Starała się wyjaśnić ograniczenia, którym podlegał zespół opracowujący propozycje. – Zadaniem zespołu nie jest zmiana zasadniczej filozofii podstawy programowej, a tylko wykreślanie zapisów, które są niemożliwe do realizacji. Powiedziano nam, że możemy dokonywać cięć, nie możemy natomiast proponować zasadniczych zmian w koncepcji tej podstawy – tłumaczyła.

– Już teraz mogę powiedzieć, że są takie pozycje, które budzą największe kontrowersje nauczycieli praktyków, nauczycielek praktyczek. Jedną z nich jest „Potop”, który jest pozycją wymagająca czasu i umiejętności, żeby ją przeczytać. Myślimy o tym, żeby „Potop” był we fragmentach, do decyzji nauczyciela. Druga pozycja kontrowersyjna to „Odprawa posłów greckich”, ze względu na to, że jest to tekst archaiczny, trudny do omówienia – oceniła dr Białek.

Ekspertka zasugerowała najistotniejszą barierą w procesie zmian jest formuła egzaminów.- Jeżeli mamy egzamin maturalny, którego ważną częścią jest tzw. test historyczno-literacki, to jeżeli byśmy zrezygnowali z procesu historyczno-literackiego, to ta część matury traci sens.  – Założenia były takie, że na początek ograniczamy, a skupiamy energię, myśl, pogłębioną refleksję różnych środowisk na tym, co ma się wydarzyć od 2026 r. – wyjaśniła.

Przypomnijmy, że formalnie czas na konsultacje publiczne skończył się 13 maja. Rozmowy MEN z różnymi środowiskami zostały jednak przedłużone. Zrodził się też pomysł wysłuchania publicznego.

„Zdecydowaliśmy się na ten krok, ponieważ mamy przekonanie, że warunki konsultacji zaproponowane przez Ministerstwo nie są niestety wystarczające. Jeśli spojrzeć na wagę tematu oraz liczbę instytucji i osób, które chciałyby w tym procesie zabierać głos, konsultacje prowadzone wyłącznie w formie pisemnej w czasie zaledwie 21 dni i to w okresie, który pokrywa się z majówką oraz sesją maturalną, dają poczucie niedosyt” – podkreślały Wolna Szkoła i Fundacja Stocznia.

Kilka dni temu na rozmowach w MEN na zaproszenie wiceminister Katarzyny Lubnauer pojawili się poloniści – autorzy petycji „Grzeczni już byliśmy”, pod którą podpisało się 4,5 tys. osób.  Zdaniem sygnatariuszy proponowana przez MEN lista lektur obowiązkowych to „potężny krok wstecz” niepozwalający na wykorzystanie szansy do zwiększenia przestrzeni nauczycielom i nauczycielkom oraz uczniom i uczennicom na „prawdziwe spotkanie z literaturą”
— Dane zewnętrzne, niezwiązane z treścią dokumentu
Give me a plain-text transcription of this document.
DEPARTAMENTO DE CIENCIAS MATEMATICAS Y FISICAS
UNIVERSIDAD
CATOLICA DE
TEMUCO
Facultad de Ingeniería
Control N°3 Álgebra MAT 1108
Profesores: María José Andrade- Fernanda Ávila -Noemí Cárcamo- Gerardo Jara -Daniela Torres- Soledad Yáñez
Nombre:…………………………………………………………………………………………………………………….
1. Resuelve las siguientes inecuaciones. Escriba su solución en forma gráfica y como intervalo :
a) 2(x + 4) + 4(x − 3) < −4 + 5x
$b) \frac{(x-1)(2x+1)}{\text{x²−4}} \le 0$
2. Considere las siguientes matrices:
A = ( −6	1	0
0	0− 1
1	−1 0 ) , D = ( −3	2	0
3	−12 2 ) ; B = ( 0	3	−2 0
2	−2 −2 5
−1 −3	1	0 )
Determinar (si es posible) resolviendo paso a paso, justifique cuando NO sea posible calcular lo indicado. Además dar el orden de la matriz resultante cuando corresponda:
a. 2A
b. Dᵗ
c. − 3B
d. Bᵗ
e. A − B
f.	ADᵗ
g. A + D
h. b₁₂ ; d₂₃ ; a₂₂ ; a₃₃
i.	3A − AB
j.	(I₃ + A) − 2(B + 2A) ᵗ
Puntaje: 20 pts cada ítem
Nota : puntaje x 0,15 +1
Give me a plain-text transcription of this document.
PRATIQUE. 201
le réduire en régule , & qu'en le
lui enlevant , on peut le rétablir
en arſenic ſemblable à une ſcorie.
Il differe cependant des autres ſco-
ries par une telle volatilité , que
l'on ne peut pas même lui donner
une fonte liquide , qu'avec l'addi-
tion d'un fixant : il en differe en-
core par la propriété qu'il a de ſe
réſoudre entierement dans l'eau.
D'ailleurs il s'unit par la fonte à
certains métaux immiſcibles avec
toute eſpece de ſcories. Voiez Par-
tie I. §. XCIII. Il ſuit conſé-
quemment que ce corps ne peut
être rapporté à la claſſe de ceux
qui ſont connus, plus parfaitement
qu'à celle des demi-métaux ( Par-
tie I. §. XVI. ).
„Jesteśmy przekonani, że ostatecznie zaproponowane zmiany będą krokiem w dobrą stronę. A to dopiero początek zmian, które na dobre zaczną się w 2026 roku” – komentował po spotkaniu z kierownictwem resortu na Facebooku Dariusz Martynowicz, nauczyciel języka polskiego, Nauczyciel Roku 2021

„Lista lektur zostanie skrócona. Z takim wnioskiem opuściliśmy spotkanie w Ministerstwie Edukacji Narodowej” – relacjonował w tygodniku „Polityka” Wojciech Rzehak, wicedyrektor VII Prywatnego Liceum Ogólnokształcącego w Krakowie.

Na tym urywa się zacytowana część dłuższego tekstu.